Теперь она наконец сориентировалась - и вдруг до нее дошло,
куда мы приехали, и она вскинула на меня глаза. Я кивком
подтвердил ее догадку, жестом показал, чтобы такси следовало
за нами, и мы двинулись до Парк-роу вдоль стены бывшего здания
"Таймс": оно дожило до наших дней, хоть и значительно
перестроенное. А что же соседнее, сгоревшее на наших глазах
дотла? На месте здания "Всего мира" высился дом, такой же
невзрачный и такой же старый, удивительно похожий на своего
предшественника; судя по всему, его и построили сразу же после
пожара.
Мы стояли возле этого дома, глядя на него слепо и
безучастно. Мысленно я видел, как из окон вырываются, тянутся
по фасаду оранжевые языки пламени; до сих пор я словно бы
чувствовал запах черного дыма, словно бы слышал ураганный рев
пожара, о котором сегодня и не помнил никто, кроме меня и
девушки, стоящей рядом; и еще я подумал: как-то сложилась
дальнейшая жизнь Айды Смолл... Я подошел поближе и положил
ладонь на каменную стену, и Джулия последовала моему примеру.

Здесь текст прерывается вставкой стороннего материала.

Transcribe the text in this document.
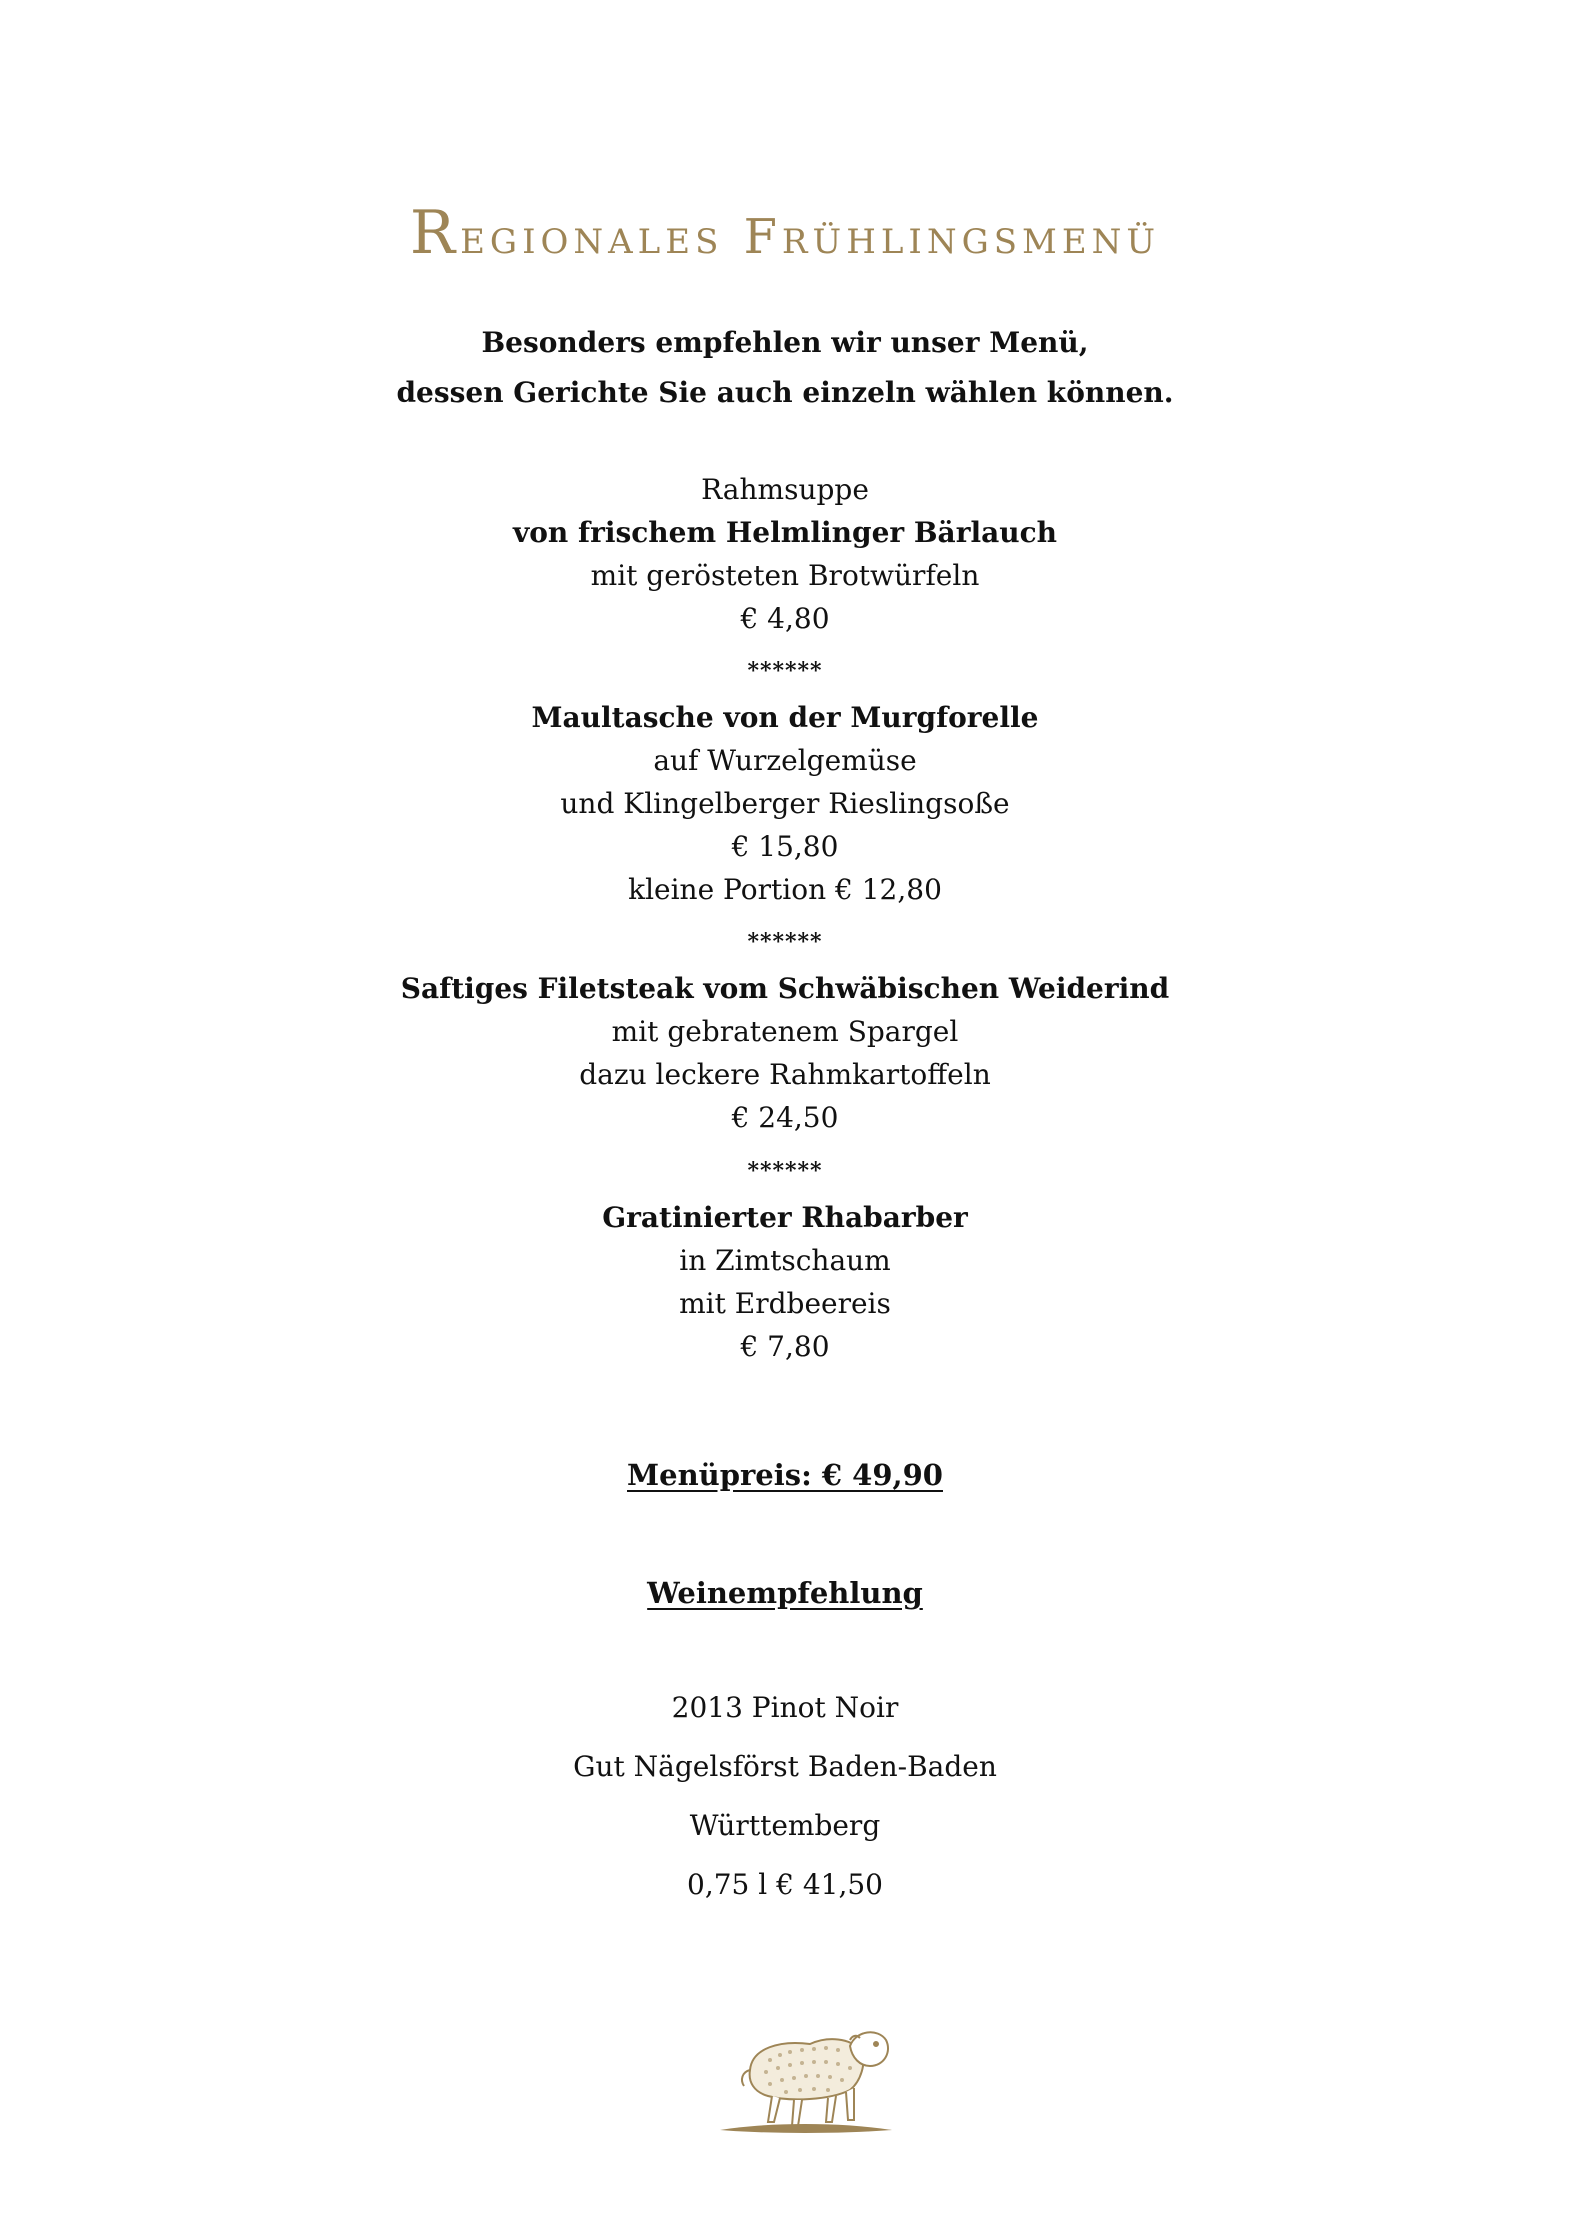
Regionales Frühlingsmenü
Besonders empfehlen wir unser Menü,
dessen Gerichte Sie auch einzeln wählen können.
Rahmsuppe
von frischem Helmlinger Bärlauch
mit gerösteten Brotwürfeln
€ 4,80
******
Maultasche von der Murgforelle
auf Wurzelgemüse
und Klingelberger Rieslingsoße
€ 15,80
kleine Portion € 12,80
******
Saftiges Filetsteak vom Schwäbischen Weiderind
mit gebratenem Spargel
dazu leckere Rahmkartoffeln
€ 24,50
******
Gratinierter Rhabarber
in Zimtschaum
mit Erdbeereis
€ 7,80
Menüpreis: € 49,90
Weinempfehlung
2013 Pinot Noir
Gut Nägelsförst Baden-Baden
Württemberg
0,75 l € 41,50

Камень, несомненно, был самый настоящий, мерзлый, быстро
вытягивал из ладоней тепло; но Джулия недоверчиво качнула
головой, и я откликнулся:
- Все равно что-то не то. Будто трогаешь декорацию...

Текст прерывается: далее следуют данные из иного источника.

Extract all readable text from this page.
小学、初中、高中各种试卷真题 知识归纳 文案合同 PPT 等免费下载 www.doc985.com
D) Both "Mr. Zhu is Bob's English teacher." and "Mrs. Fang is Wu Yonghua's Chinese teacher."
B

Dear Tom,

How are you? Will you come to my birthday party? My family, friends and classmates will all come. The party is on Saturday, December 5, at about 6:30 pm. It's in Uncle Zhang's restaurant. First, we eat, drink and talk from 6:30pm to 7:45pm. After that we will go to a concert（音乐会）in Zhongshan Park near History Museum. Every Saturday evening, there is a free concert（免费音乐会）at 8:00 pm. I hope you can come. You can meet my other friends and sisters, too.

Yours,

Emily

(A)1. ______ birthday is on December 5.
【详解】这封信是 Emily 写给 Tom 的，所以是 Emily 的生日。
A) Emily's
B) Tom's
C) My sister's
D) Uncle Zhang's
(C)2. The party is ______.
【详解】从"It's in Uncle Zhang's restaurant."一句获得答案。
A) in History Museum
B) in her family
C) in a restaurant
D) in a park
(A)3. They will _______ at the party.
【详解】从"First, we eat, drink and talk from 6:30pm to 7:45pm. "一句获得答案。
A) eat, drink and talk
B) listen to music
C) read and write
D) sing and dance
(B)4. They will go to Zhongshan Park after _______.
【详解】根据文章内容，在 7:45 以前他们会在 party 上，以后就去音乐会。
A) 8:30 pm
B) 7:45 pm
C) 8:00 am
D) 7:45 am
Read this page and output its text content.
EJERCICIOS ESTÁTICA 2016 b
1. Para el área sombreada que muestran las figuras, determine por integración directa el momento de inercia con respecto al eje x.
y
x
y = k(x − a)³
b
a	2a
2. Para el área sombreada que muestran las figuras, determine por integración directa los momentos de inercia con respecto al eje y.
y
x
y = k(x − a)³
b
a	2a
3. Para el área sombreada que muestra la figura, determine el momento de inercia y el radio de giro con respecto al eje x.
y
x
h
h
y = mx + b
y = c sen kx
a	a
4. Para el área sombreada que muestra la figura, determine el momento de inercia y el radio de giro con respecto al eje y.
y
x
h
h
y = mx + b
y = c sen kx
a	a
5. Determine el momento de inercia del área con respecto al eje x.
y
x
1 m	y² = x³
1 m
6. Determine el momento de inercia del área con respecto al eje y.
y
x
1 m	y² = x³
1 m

Я сунул руку обратно в карман пальто, Джулия спрятала свои
ладони в муфту. Она пошла к такси, поджидавшему у тротуара, и
вдруг снова обернулась к старому зданию.
- Где примерно висела вывеска "Обсервер"? Вон там? - Она
посмотрела на шофера, который делал вид, что не слушает нас,
подошла ко мне поближе и понизила голос. - Сай, вы можете
поверить, что прошло всего два дня с тех пор, как мы ползли по
этой вывеске? А вон, - показала она на здание "Тайме", - то
самое окно, через которое мы попали в кабинет мистера Дж.
Уолтера Томпсона...
Я кивнул, усмехнувшись: действительно, поверить в это
сегодня было чертовски трудно.
- А ведь его рекламное агентство все еще существует.
Кажется, крупнейшее в мире или что-то вроде того...

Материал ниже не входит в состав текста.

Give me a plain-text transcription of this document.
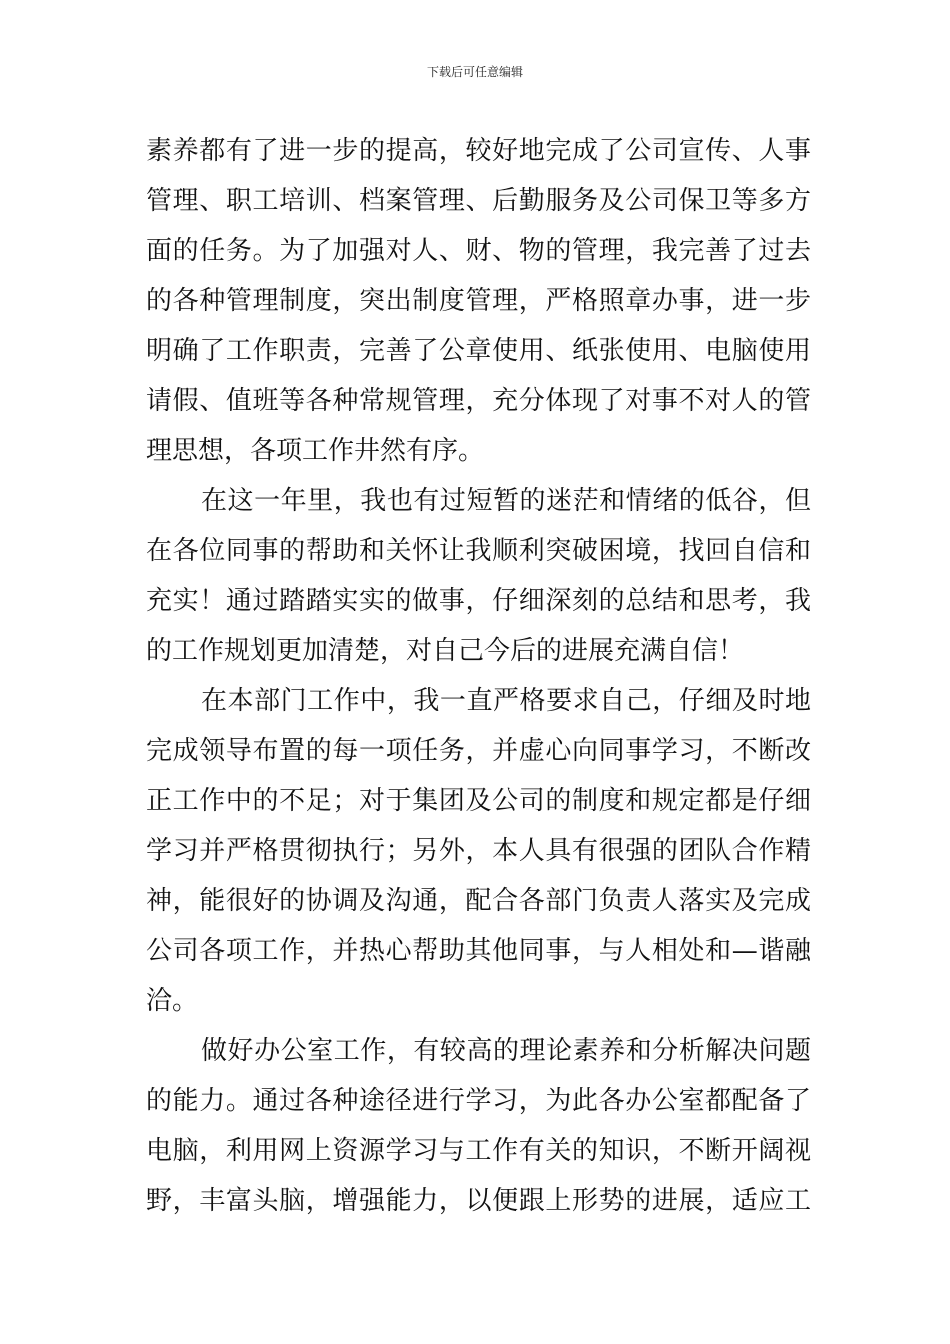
下载后可任意编辑
素养都有了进一步的提高，较好地完成了公司宣传、人事
管理、职工培训、档案管理、后勤服务及公司保卫等多方
面的任务。为了加强对人、财、物的管理，我完善了过去
的各种管理制度，突出制度管理，严格照章办事，进一步
明确了工作职责，完善了公章使用、纸张使用、电脑使用
请假、值班等各种常规管理，充分体现了对事不对人的管
理思想，各项工作井然有序。
在这一年里，我也有过短暂的迷茫和情绪的低谷，但
在各位同事的帮助和关怀让我顺利突破困境，找回自信和
充实！通过踏踏实实的做事，仔细深刻的总结和思考，我
的工作规划更加清楚，对自己今后的进展充满自信！
在本部门工作中，我一直严格要求自己，仔细及时地
完成领导布置的每一项任务，并虚心向同事学习，不断改
正工作中的不足；对于集团及公司的制度和规定都是仔细
学习并严格贯彻执行；另外，本人具有很强的团队合作精
神，能很好的协调及沟通，配合各部门负责人落实及完成
公司各项工作，并热心帮助其他同事，与人相处和—谐融
洽。
做好办公室工作，有较高的理论素养和分析解决问题
的能力。通过各种途径进行学习，为此各办公室都配备了
电脑，利用网上资源学习与工作有关的知识，不断开阔视
野，丰富头脑，增强能力，以便跟上形势的进展，适应工
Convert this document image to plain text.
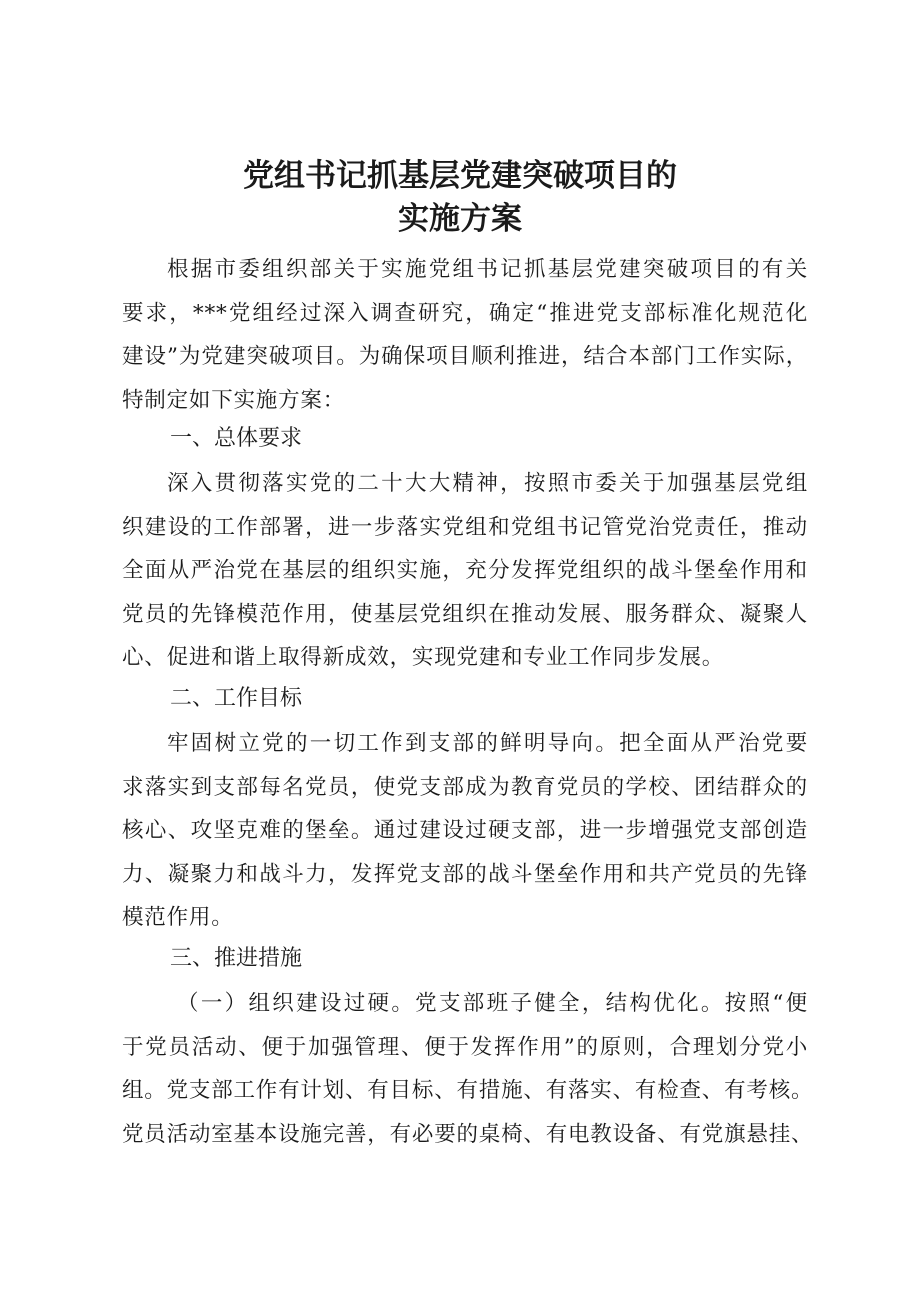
党组书记抓基层党建突破项目的
实施方案
根据市委组织部关于实施党组书记抓基层党建突破项目的有关
要求，***党组经过深入调查研究，确定“推进党支部标准化规范化
建设”为党建突破项目。为确保项目顺利推进，结合本部门工作实际，
特制定如下实施方案：
一、总体要求
深入贯彻落实党的二十大大精神，按照市委关于加强基层党组
织建设的工作部署，进一步落实党组和党组书记管党治党责任，推动
全面从严治党在基层的组织实施，充分发挥党组织的战斗堡垒作用和
党员的先锋模范作用，使基层党组织在推动发展、服务群众、凝聚人
心、促进和谐上取得新成效，实现党建和专业工作同步发展。
二、工作目标
牢固树立党的一切工作到支部的鲜明导向。把全面从严治党要
求落实到支部每名党员，使党支部成为教育党员的学校、团结群众的
核心、攻坚克难的堡垒。通过建设过硬支部，进一步增强党支部创造
力、凝聚力和战斗力，发挥党支部的战斗堡垒作用和共产党员的先锋
模范作用。
三、推进措施
（一）组织建设过硬。党支部班子健全，结构优化。按照“便
于党员活动、便于加强管理、便于发挥作用”的原则，合理划分党小
组。党支部工作有计划、有目标、有措施、有落实、有检查、有考核。
党员活动室基本设施完善，有必要的桌椅、有电教设备、有党旗悬挂、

- Да ну? - отозвалась она радостно, словно получив известие
о близком знакомом.
Уж не знаю, что думал о нас таксист; теперь он чуть не
ежесекундно поглядывал на нас в свое зеркало. Но едва,
перехватив мой взгляд, он вознамерился что-то сказать, я
состроил самую суровую мину, какую только сумел. Я вообще
терпеть не моту нью-йоркских таксистов. О них слишком много
писали, и они возомнили о себе невесть что; меня отнюдь не
интересовало, какую пошлость этот тип собирается выдать на наш
счет. Джулия тоже поняла, что он теперь прислушивается к
каждому нашему слову; случалось, когда мы застревали у
светофоров, что водители и пассажиры соседних машин глазели на
наши одежды, а вслед за тем и на лица. Разумеется, когда мы
шли по Бродвею или стояли на Парк-роу, на нас глазели еще
больше, но не думаю, чтобы с чрезмерным недоумением: скорее
всего нас считали актерами, направляющимися на репетицию,
например на репетицию телевизионного рекламного фильма. Но
Джулию это беспрерывное внимание беспокоило, и, когда таксист
в очередной раз изучающе оглядел нас через зеркало, она
наклонилась ко мне и шепнула:
- Мы едем к вам домой, Сай? Нам еще далеко?..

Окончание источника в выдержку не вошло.